Outra conquista aconteceu em maio de 2015, quando foram
assinadas duas resoluções com normas e diretrizes para garantir os direitos da
população de lésbicas, gays, bissexuais, travestis e transexuais que estão no
sistema prisional do Rio de Janeiro. Os documentos garantem o direito à
autodeterminação de gênero no momento do ingresso no sistema penitenciário,
sendo vedada a transferência de cela ou de ala em função da orientação sexual
ou identidade.
Papel do Judiciário – O PGR reconhece que é necessária a
adoção de políticas públicas para eliminar ou, ao menos, reduzir as violações
da integridade e dignidade dos transgêneros. “Isso não significa, contudo, que,
enquanto não implementadas tais políticas, as atuais práticas causadoras de
danos morais ou pessoais aos transgêneros devam ser mantidas impunes, sobretudo
quando reconhecido que a realidade cultural e social do país tem constantemente
levado os indivíduos a lesar direitos fundamentais relativos à dignidade e à
integridade física e psíquica dessas minorias.”
“Violações de direitos humanos que atingem pessoas em
decorrência de sua orientação sexual ou identidade de gênero, real ou
percebida, constituem um padrão consolidado, que causa sérias preocupações que
não podem ser ignoradas pelo Poder Judiciário brasileiro.

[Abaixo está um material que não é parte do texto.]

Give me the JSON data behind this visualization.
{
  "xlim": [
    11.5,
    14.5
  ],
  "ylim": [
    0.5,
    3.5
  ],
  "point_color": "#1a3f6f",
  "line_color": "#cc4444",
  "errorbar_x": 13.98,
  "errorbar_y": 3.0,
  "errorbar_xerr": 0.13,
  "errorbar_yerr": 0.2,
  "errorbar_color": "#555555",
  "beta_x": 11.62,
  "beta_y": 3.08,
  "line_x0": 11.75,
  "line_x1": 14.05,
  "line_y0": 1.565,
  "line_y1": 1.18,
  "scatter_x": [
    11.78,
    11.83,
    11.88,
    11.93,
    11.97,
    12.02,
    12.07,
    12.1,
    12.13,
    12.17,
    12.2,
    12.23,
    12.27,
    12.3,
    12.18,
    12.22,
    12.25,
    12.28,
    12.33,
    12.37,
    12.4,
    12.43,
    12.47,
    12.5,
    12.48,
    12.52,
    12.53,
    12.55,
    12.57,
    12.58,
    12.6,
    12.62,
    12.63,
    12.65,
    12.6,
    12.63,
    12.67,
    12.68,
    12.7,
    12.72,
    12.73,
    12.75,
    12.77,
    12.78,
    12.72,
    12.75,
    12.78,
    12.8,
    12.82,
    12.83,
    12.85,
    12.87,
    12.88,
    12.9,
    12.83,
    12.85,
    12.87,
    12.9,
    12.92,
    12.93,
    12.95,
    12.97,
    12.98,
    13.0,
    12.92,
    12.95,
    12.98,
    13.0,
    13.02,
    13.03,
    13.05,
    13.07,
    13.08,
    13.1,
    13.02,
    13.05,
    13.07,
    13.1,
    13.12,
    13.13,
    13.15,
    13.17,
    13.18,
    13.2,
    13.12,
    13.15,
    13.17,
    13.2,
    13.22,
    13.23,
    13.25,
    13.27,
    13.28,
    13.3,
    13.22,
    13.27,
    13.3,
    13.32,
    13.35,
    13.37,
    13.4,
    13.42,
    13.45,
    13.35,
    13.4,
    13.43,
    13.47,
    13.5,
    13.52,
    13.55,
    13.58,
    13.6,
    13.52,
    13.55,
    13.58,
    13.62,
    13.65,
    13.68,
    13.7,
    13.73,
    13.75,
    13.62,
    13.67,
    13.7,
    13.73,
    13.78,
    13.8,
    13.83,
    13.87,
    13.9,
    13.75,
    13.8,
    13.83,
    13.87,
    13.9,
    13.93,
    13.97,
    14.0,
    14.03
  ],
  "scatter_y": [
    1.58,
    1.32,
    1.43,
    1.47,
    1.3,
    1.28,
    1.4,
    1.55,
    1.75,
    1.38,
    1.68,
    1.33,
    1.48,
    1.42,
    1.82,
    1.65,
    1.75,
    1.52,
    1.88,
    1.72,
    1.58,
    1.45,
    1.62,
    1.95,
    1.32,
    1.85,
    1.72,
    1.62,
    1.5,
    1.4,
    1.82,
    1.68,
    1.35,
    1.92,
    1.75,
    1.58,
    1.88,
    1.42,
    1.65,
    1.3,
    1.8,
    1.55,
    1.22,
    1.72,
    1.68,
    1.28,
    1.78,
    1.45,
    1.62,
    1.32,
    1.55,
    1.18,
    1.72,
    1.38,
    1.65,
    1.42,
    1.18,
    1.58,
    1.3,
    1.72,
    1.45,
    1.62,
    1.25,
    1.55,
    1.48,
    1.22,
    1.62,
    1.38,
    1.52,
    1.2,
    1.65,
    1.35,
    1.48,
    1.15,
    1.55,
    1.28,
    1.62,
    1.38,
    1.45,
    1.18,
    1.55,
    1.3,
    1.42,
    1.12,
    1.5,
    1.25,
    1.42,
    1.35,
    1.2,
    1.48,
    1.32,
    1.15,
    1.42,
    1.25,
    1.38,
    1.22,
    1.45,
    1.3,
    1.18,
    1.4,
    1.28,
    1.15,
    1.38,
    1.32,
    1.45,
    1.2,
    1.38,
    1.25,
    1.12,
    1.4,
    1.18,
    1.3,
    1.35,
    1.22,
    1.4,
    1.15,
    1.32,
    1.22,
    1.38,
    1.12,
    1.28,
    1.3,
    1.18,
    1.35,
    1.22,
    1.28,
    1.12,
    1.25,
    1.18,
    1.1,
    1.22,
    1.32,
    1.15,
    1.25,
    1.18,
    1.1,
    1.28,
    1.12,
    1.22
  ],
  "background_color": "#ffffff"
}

Essas violações
incluem execuções extrajudiciais, tortura e maus-tratos, detenção arbitrária,
negação de oportunidades de emprego e educação, agressões sexuais, estupro e
invasão de privacidade. Não bastasse isso, as violações são frequentemente
agravadas por outras formas de violência, ódio, discriminação e exclusão”, podera.